Di fronte possiamo ammirare la Casa della Porta Ferrata con caratteristica porta ogivale dai capitelli in pietra scolpita. Essa risale al XIII secolo ed ultimamente ha subito importanti lavori di restauro; il palazzo era su due piani con un portico, con arcate a sesto acuto e cornici in cotto rette da pilastri tondi, che dava l'accesso ad un cortile interno. Proseguendo sulla destra per Via dell'Orologio ci s'imbatte in edifici medioevali di minor pregio ed al fondo della via si apre a sorpresa uno splendido e pittoresco scorcio sui tetti dell'Avigliana medievale e sul campanile della Chiesa di San Giovanni.
Tornando sui nostri passi lungo Via Porta Ferrata e scendendo leggermente sulla destra, dietro ad un cancello e al fondo di un viale è possibile ammirare una torre molto ben conservata che probabilmente faceva parte del sistema difensivo della Città. La strada scende poi ripidissima verso un altro gioiello architettonico medioevale: Piazzetta Santa Maria. La piazza è stata la sede del primo mercato cittadino. All'angolo della Piazza un palazzotto seicentesco molto ben conservato, decorato con bellissimi graffiti, termina alla sommità con un loggiato ad archi. Su questa piazza si aprivano in epoca medioevale piccole ed industri botteghe, rimaneggiate, come il resto delle abitazioni, nel XVII e XVIII secolo.
Poco distante, risalendo brevemente, vi è la Chiesa di Santa Maria Maggiore, di origini antichissime, tanto è vero che si ha notizia di manomissioni e restauri risalenti al VII secolo. Essa raggiunse il suo massimo splendore quando fu elevata dal Pontefice Alessandro III alla dignità di collegiata. Anticamente era soprannominata Chiesa Ducale e conserva nel suo interno i ricordi del Beato Umberto III di Savoia. Interessante è anche il campanile: esso presenta una tipica decorazione trecentesca a piatti di ceramica smaltata (presenti anche sul campanile della Chiesa di San Giovanni Battista).

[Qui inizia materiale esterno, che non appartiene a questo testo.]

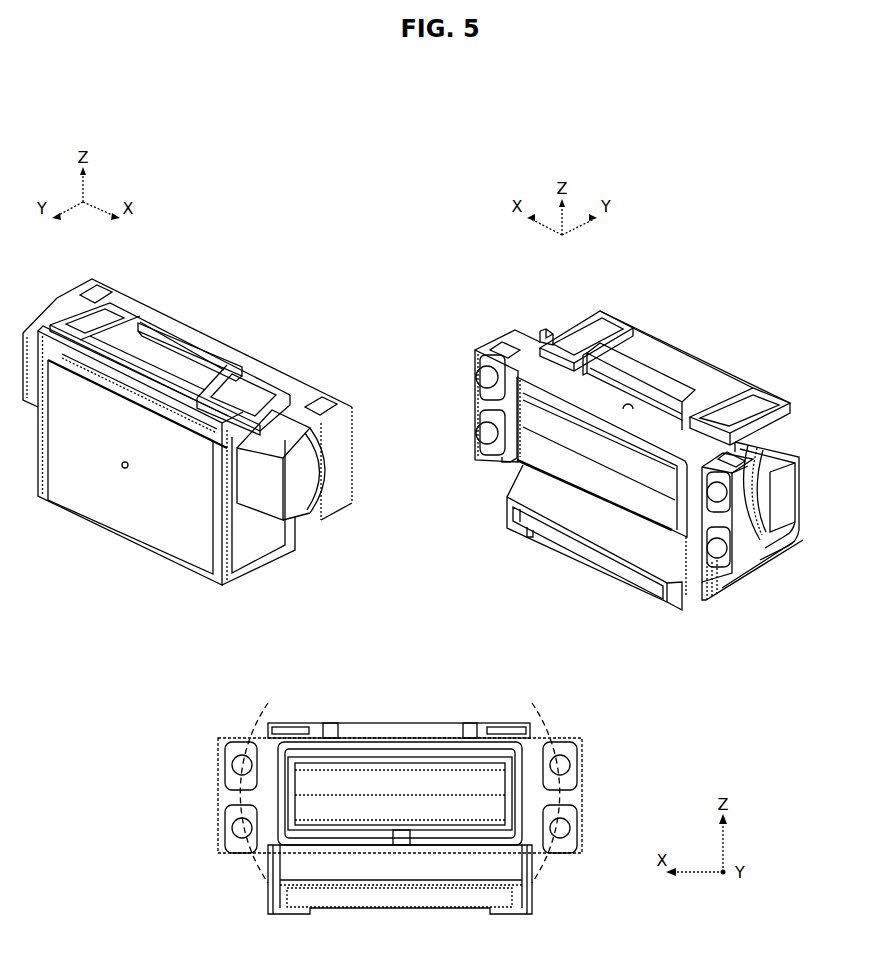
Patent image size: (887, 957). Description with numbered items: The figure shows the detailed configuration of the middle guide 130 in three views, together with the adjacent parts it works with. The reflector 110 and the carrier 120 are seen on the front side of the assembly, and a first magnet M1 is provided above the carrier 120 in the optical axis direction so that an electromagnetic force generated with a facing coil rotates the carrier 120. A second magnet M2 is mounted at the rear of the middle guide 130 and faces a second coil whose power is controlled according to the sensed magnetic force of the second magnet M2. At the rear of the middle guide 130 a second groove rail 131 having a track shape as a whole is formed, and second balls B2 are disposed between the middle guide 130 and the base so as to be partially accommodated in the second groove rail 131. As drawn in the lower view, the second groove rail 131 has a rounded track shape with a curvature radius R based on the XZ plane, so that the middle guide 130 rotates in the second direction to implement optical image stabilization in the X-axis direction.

The reflector 110 is at (128, 512).
The carrier 120 is at (255, 540).
The middle guide 130 is at (267, 373).
The second groove rail 131 is at (227, 752).
The first magnet M1 is at (173, 352).
The second magnet M2 is at (642, 497).
The second ball B2 is at (478, 434).
The curvature radius R is at (265, 717).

Si prosegue, poi, per Via XX Settembre, costeggiata da case molto antiche con finestre ogivali o quattrocentesche che affiorano dalle scorticature degli intonaci. Lungo tale via si trova l'Oratorio del Gesù, ridotto ora ad una cappella in stile barocco, ma che poggia su di una base risalente sicuramente a tre secoli prima dell'affermazione di tale stile. Particolarmente interessante è il basso campanile.
Proseguendo per Via XX Settembre costeggiamo ancora una casa quattrocentesca ed incontriamo una porta medioevale denominata Porta Santa Maria per poi giungere nella zona del cosiddetto Palazzo del Beato Umberto, di gusto gotico, molto rimaneggiato.

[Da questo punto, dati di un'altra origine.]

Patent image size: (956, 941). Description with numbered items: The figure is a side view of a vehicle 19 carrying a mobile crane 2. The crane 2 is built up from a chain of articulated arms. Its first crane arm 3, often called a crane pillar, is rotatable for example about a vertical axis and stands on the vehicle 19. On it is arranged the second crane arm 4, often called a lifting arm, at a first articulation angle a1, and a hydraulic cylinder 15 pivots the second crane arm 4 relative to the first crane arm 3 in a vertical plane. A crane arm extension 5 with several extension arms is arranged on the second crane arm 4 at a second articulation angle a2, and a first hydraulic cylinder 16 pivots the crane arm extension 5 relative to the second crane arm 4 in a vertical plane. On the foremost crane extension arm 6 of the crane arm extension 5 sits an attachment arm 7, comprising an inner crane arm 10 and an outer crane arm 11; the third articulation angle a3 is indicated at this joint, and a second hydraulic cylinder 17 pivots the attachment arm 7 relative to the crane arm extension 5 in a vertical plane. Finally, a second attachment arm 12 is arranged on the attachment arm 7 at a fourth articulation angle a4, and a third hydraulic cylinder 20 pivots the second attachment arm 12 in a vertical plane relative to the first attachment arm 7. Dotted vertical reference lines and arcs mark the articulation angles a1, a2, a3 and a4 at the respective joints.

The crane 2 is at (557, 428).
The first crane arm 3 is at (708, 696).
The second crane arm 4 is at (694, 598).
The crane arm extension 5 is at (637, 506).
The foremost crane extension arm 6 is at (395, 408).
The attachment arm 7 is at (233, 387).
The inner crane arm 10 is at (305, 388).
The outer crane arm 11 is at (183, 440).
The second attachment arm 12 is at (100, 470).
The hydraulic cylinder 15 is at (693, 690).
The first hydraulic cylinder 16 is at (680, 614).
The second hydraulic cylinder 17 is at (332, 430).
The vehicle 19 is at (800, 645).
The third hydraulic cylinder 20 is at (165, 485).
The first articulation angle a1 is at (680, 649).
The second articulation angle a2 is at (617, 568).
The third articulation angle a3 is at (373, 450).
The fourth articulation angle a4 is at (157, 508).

L'edificio fu costruito in seguito ad un lascito del 1347 ed è stato sede dell'antico Ospedale dove venivano ospitati i pellegrini che transitavano sulla Via Francigena. Di fronte a tale edificio si trovano i resti di una fortezza ampia e quadrata, collegata alla via con un ponte in muratura, un tempo in legno. Nel cortile si possono ancora ammirare un pozzo, un abbeveratoio e dei magazzini. La via si allarga poi in un borgo fuori mura che prende il nome di Largo Beato Umberto, sulla quale si affacciano case del XVII secolo, per poi chiudersi nuovamente in una strada porticata da un lato, la Via Galiniè, con due palazzi, uno del 1300, detto Palazzo del Vescovo o Casa Senore, e uno del 1400. Il nome di Casa Senore deriva dall'ultimo proprietario; dell'edificio originale rimangono la facciata, che subì importanti interventi di restauro all'inizio del secolo scorso, e l'ambiente retrostante.

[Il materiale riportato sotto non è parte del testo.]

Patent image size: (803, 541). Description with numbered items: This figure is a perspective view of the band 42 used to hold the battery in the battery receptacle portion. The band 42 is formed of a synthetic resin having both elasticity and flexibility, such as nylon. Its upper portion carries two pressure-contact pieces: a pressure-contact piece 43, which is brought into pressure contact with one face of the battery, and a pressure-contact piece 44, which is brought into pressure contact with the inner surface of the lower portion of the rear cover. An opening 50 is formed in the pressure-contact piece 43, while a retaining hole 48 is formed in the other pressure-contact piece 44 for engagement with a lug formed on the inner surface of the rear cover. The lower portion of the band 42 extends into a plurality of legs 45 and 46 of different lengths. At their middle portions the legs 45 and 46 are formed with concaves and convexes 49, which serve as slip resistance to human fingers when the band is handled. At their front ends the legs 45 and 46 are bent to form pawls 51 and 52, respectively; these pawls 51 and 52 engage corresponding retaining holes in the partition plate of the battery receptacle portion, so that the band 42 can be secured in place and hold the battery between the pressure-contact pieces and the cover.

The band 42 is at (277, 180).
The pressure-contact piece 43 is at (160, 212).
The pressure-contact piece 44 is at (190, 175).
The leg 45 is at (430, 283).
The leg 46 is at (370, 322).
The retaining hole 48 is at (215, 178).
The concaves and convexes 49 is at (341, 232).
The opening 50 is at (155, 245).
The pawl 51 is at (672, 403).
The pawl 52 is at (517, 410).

Giunti a questo punto torniamo sui nostri passi transitando sotto il ponte di accesso alla fortezza a base quadrata, che ospitava l'antico corpo di guardia, e discendiamo lungo via Ailliaud per raggiungere il posto in cui abbiamo lasciato la nostra auto: nel Piazzale Don Germena, in Piazza del Popolo o nel Piazzale Che Guevara.